Sanitizing user input is critical for preventing attacks that could compromise your LLM's integrity or performance.

Scaling Bottlenecks

Monitor for scaling bottlenecks by tracking resource usage:

def log_resource_usage(cpu: float, memory: float):
    wandb.log({"cpu_usage": cpu, "memory_usage": memory})

Regularly logging CPU and memory usage helps identify when additional resources are needed to maintain performance.

Results & Next Steps

By following this tutorial, you have set up a comprehensive monitoring system for your LLM applications using LangSmith and W&B. This setup allows you to track both real-time performance metrics and long-term experiment data efficiently.

Next steps could include:

  • Integrating additional metrics such as latency or throughput.
  • Automating the logging process with scheduled jobs.
  • Expanding monitoring to cover more aspects of your application, like user feedback loops.

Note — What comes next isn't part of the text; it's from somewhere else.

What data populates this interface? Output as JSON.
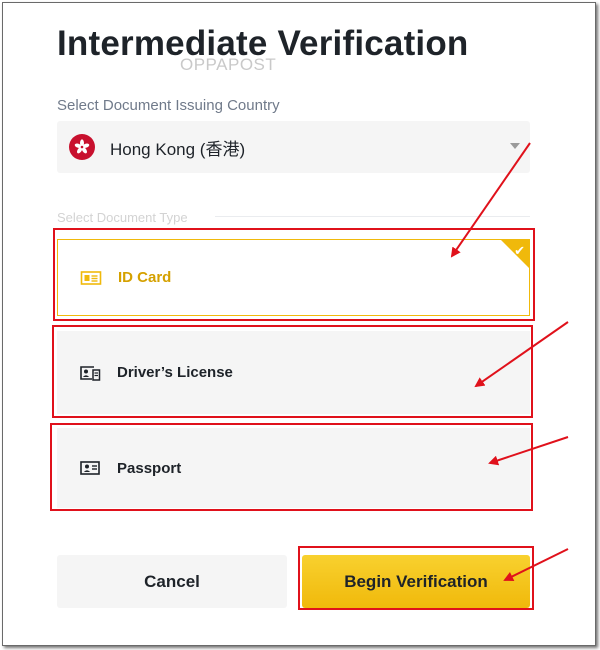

For further optimization, refer to the official documentation for LangSmith and W&B for advanced configurations and best practices.


References

1. Wikipedia - Rag. Wikipedia. [Source]
2. Wikipedia - LangChain. Wikipedia. [Source]
3. Wikipedia - PyTorch. Wikipedia. [Source]
4. GitHub - Shubhamsaboo/awesome-llm-apps. Github. [Source]
5. GitHub - langchain-ai/langchain. Github. [Source]
6. GitHub - pytorch/pytorch. Github. [Source]
7. LangChain Pricing. Pricing. [Source]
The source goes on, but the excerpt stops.